Очередь на Целине, это отдельный жанр со своими законами. Сидят молча, но все всё про всех знают. Каждые минут десять кто-то встает и уходит, не дождавшись, и по рядам проходит короткое шевеление: пересаживаются на стул ближе. У окошек стоят те, у кого накипело, и говорят громко, и их слушают все, бесплатный театр, и по тому, как быстро человек отходит от окошка, очередь безошибочно ставит диагноз его делу.

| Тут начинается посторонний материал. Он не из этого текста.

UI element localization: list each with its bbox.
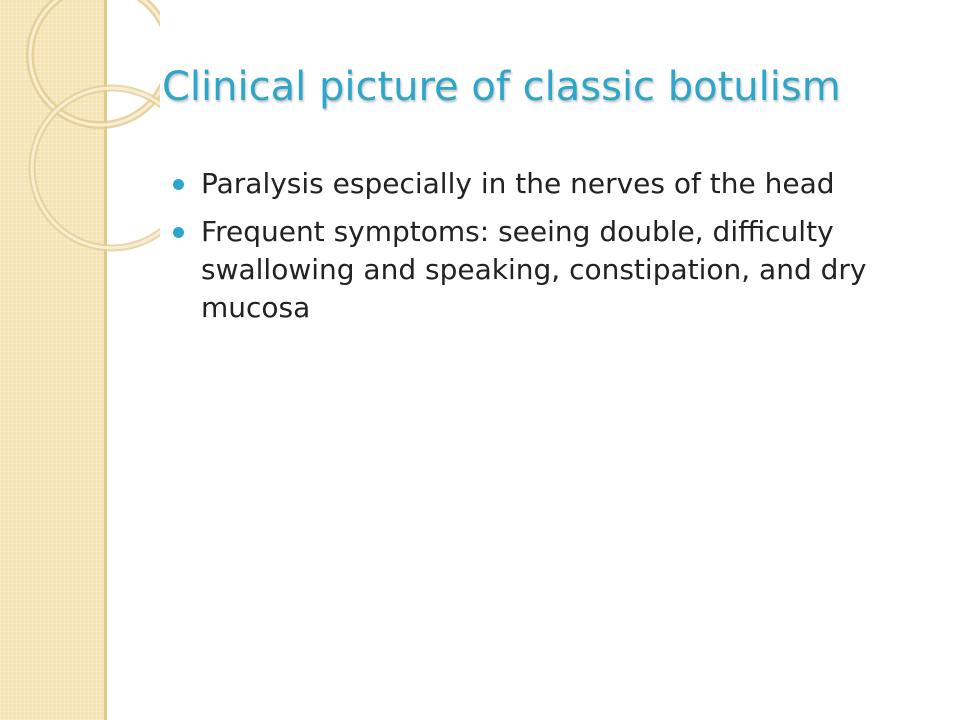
bullet-dot-icon [173, 179, 184, 190]
bullet-text: Frequent symptoms: seeing double, difficulty swallowing and speaking, constipation, and dry mucosa [201, 215, 867, 324]
bullet-item [170, 165, 870, 203]
slide-title: Clinical picture of classic botulism [162, 64, 841, 110]
decorative-rings-icon [0, 0, 160, 300]
bullet-text: Paralysis especially in the nerves of the head [201, 167, 835, 200]
bullet-list [170, 165, 870, 337]
bullet-dot-icon [173, 227, 184, 238]
bullet-item [170, 213, 870, 327]
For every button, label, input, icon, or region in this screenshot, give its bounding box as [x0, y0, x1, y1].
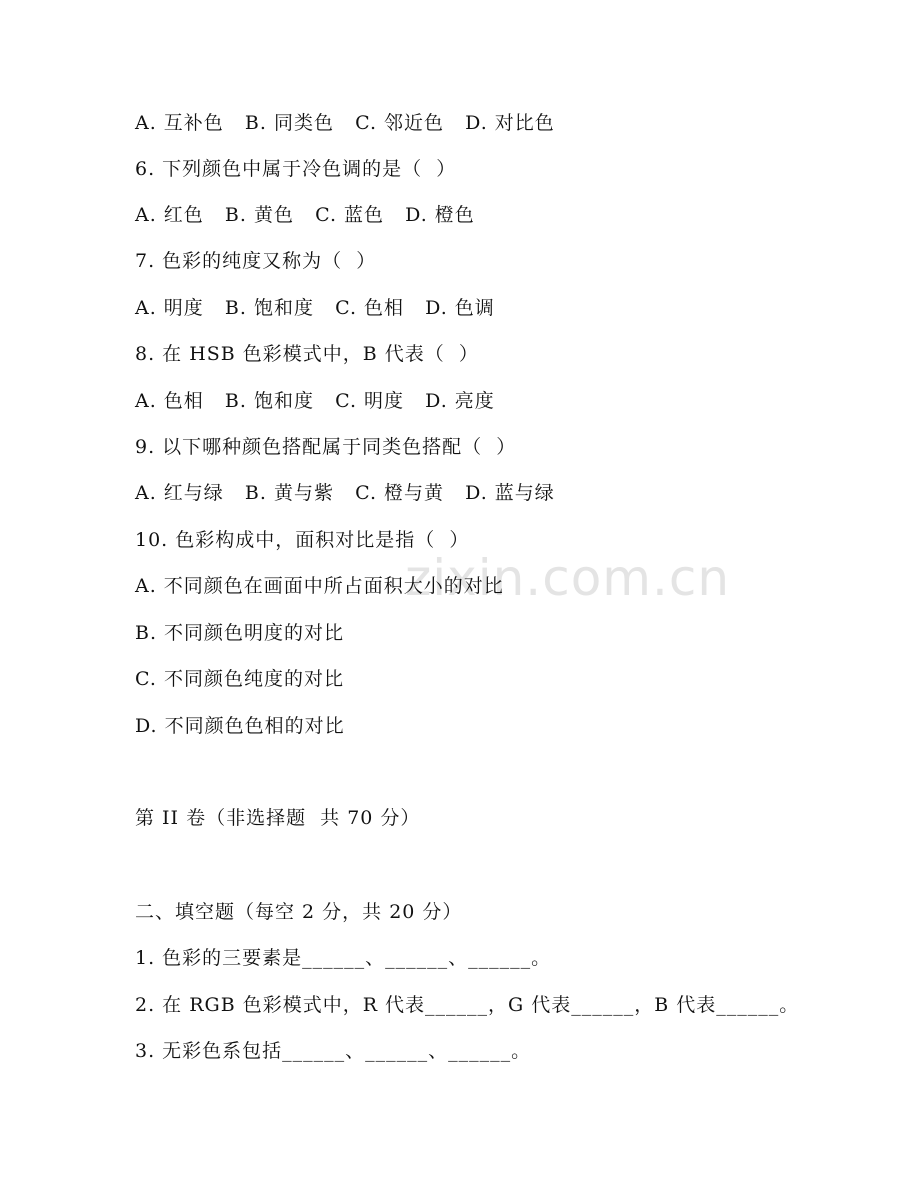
fill-q2: 2. 在 RGB 色彩模式中，R 代表______，G 代表______，B 代表______。: [135, 994, 800, 1016]
fill-q1: 1. 色彩的三要素是______、______、______。: [135, 947, 552, 969]
q7-options: A. 明度 B. 饱和度 C. 色相 D. 色调: [135, 297, 495, 319]
fill-q3: 3. 无彩色系包括______、______、______。: [135, 1040, 532, 1062]
watermark: zixin.com.cn: [405, 549, 731, 607]
q10-option-a: A. 不同颜色在画面中所占面积大小的对比: [135, 575, 504, 597]
q7-question: 7. 色彩的纯度又称为（ ）: [135, 250, 377, 272]
fill-section-title: 二、填空题（每空 2 分，共 20 分）: [135, 901, 463, 923]
q9-options: A. 红与绿 B. 黄与紫 C. 橙与黄 D. 蓝与绿: [135, 482, 555, 504]
q10-option-c: C. 不同颜色纯度的对比: [135, 668, 344, 690]
part2-title: 第 II 卷（非选择题 共 70 分）: [135, 807, 421, 829]
q8-options: A. 色相 B. 饱和度 C. 明度 D. 亮度: [135, 390, 495, 412]
q9-question: 9. 以下哪种颜色搭配属于同类色搭配（ ）: [135, 436, 517, 458]
q5-options: A. 互补色 B. 同类色 C. 邻近色 D. 对比色: [135, 112, 555, 134]
q10-question: 10. 色彩构成中，面积对比是指（ ）: [135, 529, 470, 551]
q8-question: 8. 在 HSB 色彩模式中，B 代表（ ）: [135, 343, 479, 365]
q10-option-b: B. 不同颜色明度的对比: [135, 622, 345, 644]
q6-question: 6. 下列颜色中属于冷色调的是（ ）: [135, 158, 457, 180]
q10-option-d: D. 不同颜色色相的对比: [135, 715, 345, 737]
q6-options: A. 红色 B. 黄色 C. 蓝色 D. 橙色: [135, 204, 475, 226]
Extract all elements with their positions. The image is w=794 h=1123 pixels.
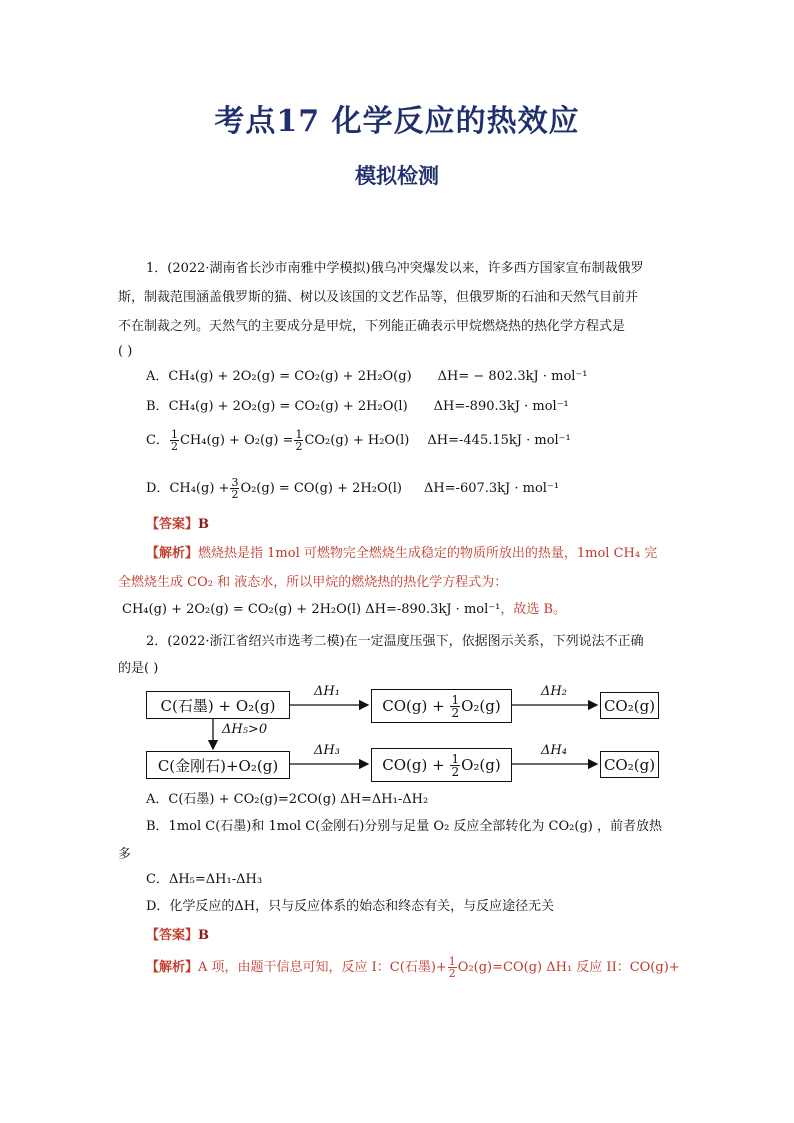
q1-option-d-equation-b: O₂(g) = CO(g) + 2H₂O(l) [240, 481, 402, 496]
q1-answer-tag: 【答案】 [146, 517, 199, 532]
q2-analysis-fraction: $\frac{1}{2}$ [448, 955, 456, 980]
label-dh2: ΔH₂ [541, 684, 567, 699]
box-co-bottom-a: CO(g) + [382, 756, 445, 774]
label-dh5: ΔH₅>0 [222, 722, 268, 737]
q2-answer [146, 925, 209, 947]
q1-option-c-equation-a: CH₄(g) + O₂(g) = [179, 433, 294, 448]
q1-analysis-tag: 【解析】 [146, 546, 199, 561]
q1-stem-line-1: 1．(2022·湖南省长沙市南雅中学模拟)俄乌冲突爆发以来，许多西方国家宣布制裁俄罗 [146, 261, 644, 276]
q2-analysis-text-a: A 项，由题干信息可知，反应 I：C(石墨)+ [198, 960, 447, 975]
q1-option-d-dh: ΔH=-607.3kJ · mol⁻¹ [423, 481, 560, 496]
q1-analysis-text-1: 燃烧热是指 1mol 可燃物完全燃烧生成稳定的物质所放出的热量，1mol CH₄ 完 [198, 546, 658, 561]
q1-answer-value: B [198, 517, 210, 532]
q1-option-d-label: D． [146, 481, 170, 496]
q1-option-c-equation-b: CO₂(g) + H₂O(l) [304, 433, 410, 448]
q1-analysis-equation: CH₄(g) + 2O₂(g) = CO₂(g) + 2H₂O(l) ΔH=-890.3kJ · mol⁻¹ [122, 602, 501, 617]
q2-option-b-line-1: B．1mol C(石墨)和 1mol C(金刚石)分别与足量 O₂ 反应全部转化为 CO₂(g) ，前者放热 [146, 819, 662, 834]
box-co-bottom-fraction: $\frac{1}{2}$ [451, 751, 460, 779]
q1-option-c-label: C． [146, 433, 169, 448]
q1-option-b-dh: ΔH=-890.3kJ · mol⁻¹ [433, 399, 569, 414]
q2-analysis-text-b: O₂(g)=CO(g) ΔH₁ 反应 II：CO(g)+ [457, 960, 680, 975]
q1-paren: ( ) [118, 344, 133, 359]
q2-option-d: D．化学反应的ΔH，只与反应体系的始态和终态有关，与反应途径无关 [146, 899, 555, 914]
q2-answer-tag: 【答案】 [146, 928, 199, 943]
q1-option-d-equation-a: CH₄(g) + [169, 481, 230, 496]
q2-analysis [146, 953, 680, 983]
q1-option-c-fraction-2: $\frac{1}{2}$ [295, 428, 303, 453]
q1-analysis-conclusion: ，故选 B。 [500, 602, 567, 617]
q1-option-a-label: A． [146, 369, 169, 384]
q2-option-a: A．C(石墨) + CO₂(g)=2CO(g) ΔH=ΔH₁-ΔH₂ [146, 792, 429, 807]
q2-option-c: C．ΔH₅=ΔH₁-ΔH₃ [146, 872, 263, 887]
box-co-bottom-b: O₂(g) [461, 756, 501, 774]
box-diamond: C(金刚石)+O₂(g) [146, 751, 290, 779]
q1-option-b-equation: CH₄(g) + 2O₂(g) = CO₂(g) + 2H₂O(l) [168, 399, 408, 414]
q1-option-c-dh: ΔH=-445.15kJ · mol⁻¹ [427, 433, 571, 448]
box-graphite: C(石墨) + O₂(g) [146, 691, 290, 719]
box-co-top-b: O₂(g) [461, 697, 501, 715]
box-co2-bottom: CO₂(g) [600, 751, 659, 778]
q1-option-a-dh: ΔH= − 802.3kJ · mol⁻¹ [437, 369, 588, 384]
q1-option-d-fraction: $\frac{3}{2}$ [231, 476, 239, 501]
q1-option-a-equation: CH₄(g) + 2O₂(g) = CO₂(g) + 2H₂O(g) [168, 369, 412, 384]
q1-option-c-fraction-1: $\frac{1}{2}$ [170, 428, 178, 453]
box-co-bottom [371, 748, 512, 782]
q2-analysis-tag: 【解析】 [146, 960, 199, 975]
q2-answer-value: B [198, 928, 210, 943]
box-co-top-fraction: $\frac{1}{2}$ [451, 692, 460, 720]
page-subtitle: 模拟检测 [355, 163, 439, 188]
q2-option-b-line-2: 多 [118, 847, 132, 862]
q1-stem-line-3: 不在制裁之列。天然气的主要成分是甲烷，下列能正确表示甲烷燃烧热的热化学方程式是 [118, 319, 626, 334]
box-co2-top: CO₂(g) [600, 692, 659, 719]
q2-stem-line-2: 的是( ) [118, 661, 159, 676]
label-dh4: ΔH₄ [541, 743, 567, 758]
box-co-top [371, 689, 512, 723]
q1-option-b-label: B． [146, 399, 169, 414]
q1-analysis-line-2: 全燃烧生成 CO₂ 和 液态水，所以甲烷的燃烧热的热化学方程式为： [118, 575, 508, 590]
label-dh1: ΔH₁ [314, 684, 340, 699]
q2-stem-line-1: 2．(2022·浙江省绍兴市选考二模)在一定温度压强下，依据图示关系，下列说法不正确 [146, 634, 644, 649]
label-dh3: ΔH₃ [314, 743, 340, 758]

Пока я сидел, у окошек отыграли три спектакля. Первым выступал мужик с дальних полей, у него в ведомости потерялась целая смена, и он размахивал путевым листом, а клерк отвечал, что путевой лист без отметки весовой, это не документ, а воспоминание. Мужик отошел быстро, диагноз очереди: проиграл. Вторым стоял грунд из доков, огромный, в прожженной робе, и спор у него был тонкий: контора считала его по графе «нестандартная физиология», с понижающим коэффициентом ноль девяносто два, потому что стандартная спецодежда на него не лезет и Гильдия шьет отдельную. Грунд гудел на весь зал, что он этой спецодежды в глаза не видел четвертый квартал, что прессует он за двоих, и пусть тогда платят за двоих с коэффициентом. Клерк листал перечень. Очередь болела за грунда в открытую: коэффициент ноль девяносто два знали все, у половины сектора он был свой, за разное. Грунд отошел с бумагой «на пересмотр», диагноз: ничья, по нашим правилам почти победа. Третий спектакль был короткий и лучший: бабка с седьмого ряда пришла продлевать талоны на кислородные фильтры и принесла с собой все справки. Вообще все, какие выдают человеку за жизнь. Клерк попытался найти, чего не хватает, честно искал минут пять, очередь затаила дыхание, как на финале гонки. Не нашел. Продлил. Бабка уходила от окошка медленно, с прямой спиной, и очередь провожала ее взглядами, какими в древних голофильмах провожают уходящий в закат корабль-победитель.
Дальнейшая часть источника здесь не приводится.